Published On: Mar 02 2014 06:57:00 PM CST   Updated On: Mar 02 2014 06:57:08 PM CST


Knee injuries in professional sports are common. Big names in all of the major four sports have their share of horror stories about torn ligaments and blown knees. 

But at a UW Health clinic at the McClaine Center, doctors and athletic trainers hoped to prevent those kinds of injuries in a group that sees them more than the pros: high school girls.

According to UW Health, high school girls who are involved in sports, are four to eight times more likely to suffer major knee injuries than their male counterparts.

"Athletes will tell you they heard a tear or a pop and it really is a life changing and devastating injury," Said Dr. Alison Brooks.
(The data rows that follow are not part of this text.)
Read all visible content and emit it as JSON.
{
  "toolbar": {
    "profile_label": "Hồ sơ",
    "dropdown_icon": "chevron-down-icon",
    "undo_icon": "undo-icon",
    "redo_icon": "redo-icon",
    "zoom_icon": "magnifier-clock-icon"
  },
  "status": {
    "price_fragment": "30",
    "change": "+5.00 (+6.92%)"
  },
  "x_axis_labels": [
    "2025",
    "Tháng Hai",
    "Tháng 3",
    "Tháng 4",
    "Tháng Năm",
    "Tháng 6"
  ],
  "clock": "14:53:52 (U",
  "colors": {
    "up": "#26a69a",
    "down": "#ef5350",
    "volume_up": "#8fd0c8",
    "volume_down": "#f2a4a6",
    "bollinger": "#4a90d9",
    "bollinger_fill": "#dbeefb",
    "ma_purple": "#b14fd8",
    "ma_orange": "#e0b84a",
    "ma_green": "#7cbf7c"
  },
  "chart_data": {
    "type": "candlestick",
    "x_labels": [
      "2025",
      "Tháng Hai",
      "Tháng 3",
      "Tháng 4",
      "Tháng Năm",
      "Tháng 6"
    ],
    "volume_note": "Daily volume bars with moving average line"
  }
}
Brooks works with the Badger women's hockey and men's soccer teams.

"A lot of what we're focusing on in females, is their movement patterns," she said. "Not so much their absolute strength, but their quad strength compared to their hamstring and how they move when they jump, land pivot and cut."

According to UW Health, one in 10 girls will suffer a major knee injury, like a tear to the anterior cruciate ligament (ACL), that could sideline athletes for up to a year. Knee surgeries can run in the tens of thousands and the total cost of care and treatment reaches nearly $3 billion nationwide each year.

Brooks said the easiest way to recover from knee injuries, is to prevent them. The clinic ran female athletes through a dynamic warm-up and plyometric strengthening routine designed to keep things short and simple.

"Fifteen minutes, two days a week," Brooks said. "Not only are they going to make better faster stronger players, but they can decrease the risk in players by 50 to 85 percent."